Hello! Happy Solstice! It really is something to celebrate up here in the northern states; these long summer days, the sunlight that lasts almost until 10pm - it's glorious. Of course, it absolutely POURED all day yesterday here in Seattle - but it was a good day for a lot of cooking!
Cooking and cleaning are all I've been doing since submitting my dissertation and final paperwork. I graduated! I'm all done - really done - now; I even received my confirmation that my dissertation was accepted (read: the lady with the ruler approved the spacing of my title page, the format of my pagination and margins, etc.). And so, with that under my belt, the entire week had been devoted to party preparations - and let me tell you, I'm glad we still have two days because I'm POOPED. Making a smorgasbord for 40+ people is a LOT. OF. WORK. We won't make the meatballs or the turnip-and-potato mash until the day of the party, and I won't make one of the desserts (a salmonberry panna cotta) until tomorrow, so we have a few things left to do, but right now we are in pretty good shape. Most of the food has been prepared and is ready to go!
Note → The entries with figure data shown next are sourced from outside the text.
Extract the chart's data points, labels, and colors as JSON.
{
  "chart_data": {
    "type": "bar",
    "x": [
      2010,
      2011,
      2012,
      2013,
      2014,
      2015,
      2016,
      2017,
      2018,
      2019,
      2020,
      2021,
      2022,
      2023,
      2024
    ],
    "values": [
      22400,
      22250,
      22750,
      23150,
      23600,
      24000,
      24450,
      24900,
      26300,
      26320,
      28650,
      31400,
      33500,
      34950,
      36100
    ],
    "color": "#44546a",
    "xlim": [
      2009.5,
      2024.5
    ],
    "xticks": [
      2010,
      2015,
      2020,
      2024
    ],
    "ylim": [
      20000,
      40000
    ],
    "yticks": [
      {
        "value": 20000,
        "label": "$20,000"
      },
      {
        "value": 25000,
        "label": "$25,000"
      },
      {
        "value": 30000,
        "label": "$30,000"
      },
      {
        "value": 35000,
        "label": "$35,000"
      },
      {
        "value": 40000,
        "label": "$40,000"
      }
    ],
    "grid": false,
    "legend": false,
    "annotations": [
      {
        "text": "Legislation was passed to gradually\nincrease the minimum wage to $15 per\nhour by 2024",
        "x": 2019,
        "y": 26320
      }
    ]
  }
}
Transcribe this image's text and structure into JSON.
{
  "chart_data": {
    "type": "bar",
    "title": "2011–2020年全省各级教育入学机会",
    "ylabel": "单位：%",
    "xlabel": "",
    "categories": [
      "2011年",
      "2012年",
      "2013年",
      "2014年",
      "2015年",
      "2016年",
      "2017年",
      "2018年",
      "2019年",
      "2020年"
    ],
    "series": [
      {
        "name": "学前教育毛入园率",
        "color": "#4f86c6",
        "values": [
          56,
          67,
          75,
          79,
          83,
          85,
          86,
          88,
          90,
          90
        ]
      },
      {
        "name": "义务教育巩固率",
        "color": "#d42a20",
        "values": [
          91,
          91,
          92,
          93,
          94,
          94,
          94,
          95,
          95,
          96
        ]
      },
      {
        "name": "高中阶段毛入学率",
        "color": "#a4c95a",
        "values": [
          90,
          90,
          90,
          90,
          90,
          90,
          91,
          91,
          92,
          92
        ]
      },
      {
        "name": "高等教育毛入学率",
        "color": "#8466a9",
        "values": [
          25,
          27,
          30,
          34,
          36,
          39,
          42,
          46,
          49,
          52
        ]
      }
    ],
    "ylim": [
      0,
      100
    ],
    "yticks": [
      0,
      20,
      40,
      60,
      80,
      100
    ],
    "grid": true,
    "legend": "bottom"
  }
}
It begins with a shopping trip at the Scanselect import shop for cheeses, licorice, lingonberry preserves and wasa, and the fisherman's terminal for a beautiful fillet of salmon fresh from Alaska
We picked alpine strawberries (tiny, elusive, and super sweet) in the mountains with Cass' parents, and I turned them into compote. I plan to use some leftover salmonberry jam to make a big panna cotta; we'll pour this bright, sweet strawberry compote over it - that's just one of our desserts!
Here's the other: gooseberry cakes, that I am infusing with elderflower and cloudberry liqueurs for the party.
We'll also have a big bowl of fresh strawberries and whipped cream. Oh! And Anna's ginger cookies. And licorice candy. We always have all of those. Yum, yum!
After three days coated in salt, sugar, spices and buried under dill, the salmon had cured into gravlax. I washed it off, patted it dry and wrapped it up for the party. Look at that pretty red colour! Can't wait to slice it up and serve it with bright green dill-mustard sauce on slices of rye.
We'll also serve smorrebrod - open faced sandwiches - of herring and beets on slices of rye. Here's the herring in mustard sauce (there's even a little bowl of it made without dill, for my friend who is allergic to the herb), and this year I pickled tiny little cubes of rosy chiogga beets for a pretty colour.
We always have too many pickled beets left over, so this year we are serving most of the beets boiled and sliced, in that beet salad I made this spring (I even made a big jar of pickled rose petals just for the occasion). It's not traditional, but it's lovely, and I'm hoping it's going to be a big hit. It's so pretty and tasty, I think it's just the thing for a party.
Here's a half-gallon mason jar with quick pickled cukes, a favorite Swedish condiment. I think there might be room in there for one more cuke ... maybe? Or maybe half a cuke? We bought FIVE. The rest will just be sliced up and served fresh with cheeses and nibbles early in the party.
I baked two batches of rye this year, because we have a larger-than-normal list of attendees. This is always the challenge with the Midsommar party; either you have to be really strict and not invite some of the people you want to invite, or things just rapidly expand beyond what our little house can hold. FINGERS CROSSED THAT IT DOESN'T RAIN because this is shaping up to be a pretty big one this year.
And last but not least: the salmiakki! (Salt-licorice liqueur, made by grinding Faber's Turkisk Peber candy and dissolving it into vodka.) Skal!
Tonight we have to get some housecleaning done, and start buying all the flowers for the flower crowns. I have THREE women helping me make the crowns this year (awesome; maybe we won't be rushed?), but I still have to make all the wire bases for the crowns before Sunday.
Tomorrow is Herb's memorial. Kathy asked a friend and I to come early and serve as ushers/greeters and hand out programs, so I think the day is mostly going to be spent building the perfect updo to support the perfectly chic little hat I found in Spain last year. Only the best for Herb. Honestly, I'm looking forward to when the memorial is over. I don't know how I feel about it, if I even want to be there, if I want to weep in public with hundreds of others ... I don't know. I started dreaming about Herb again this week. I miss him so much. It's still hard to believe that he is not in this world anymore, that I will never see him again, never hear his laugh again. Okay. Best not think about this too much now. It's going to be hard enough to get through tomorrow; I don't need to start the memorial tonight. I just wish he could be here. God, wouldn't he love it? I bet he really would have. All that food, all that gaiety, plenty of his students here to talk to. I've imagined how we'd toast to all of us who graduated this year. I like to think he would have been so proud of us.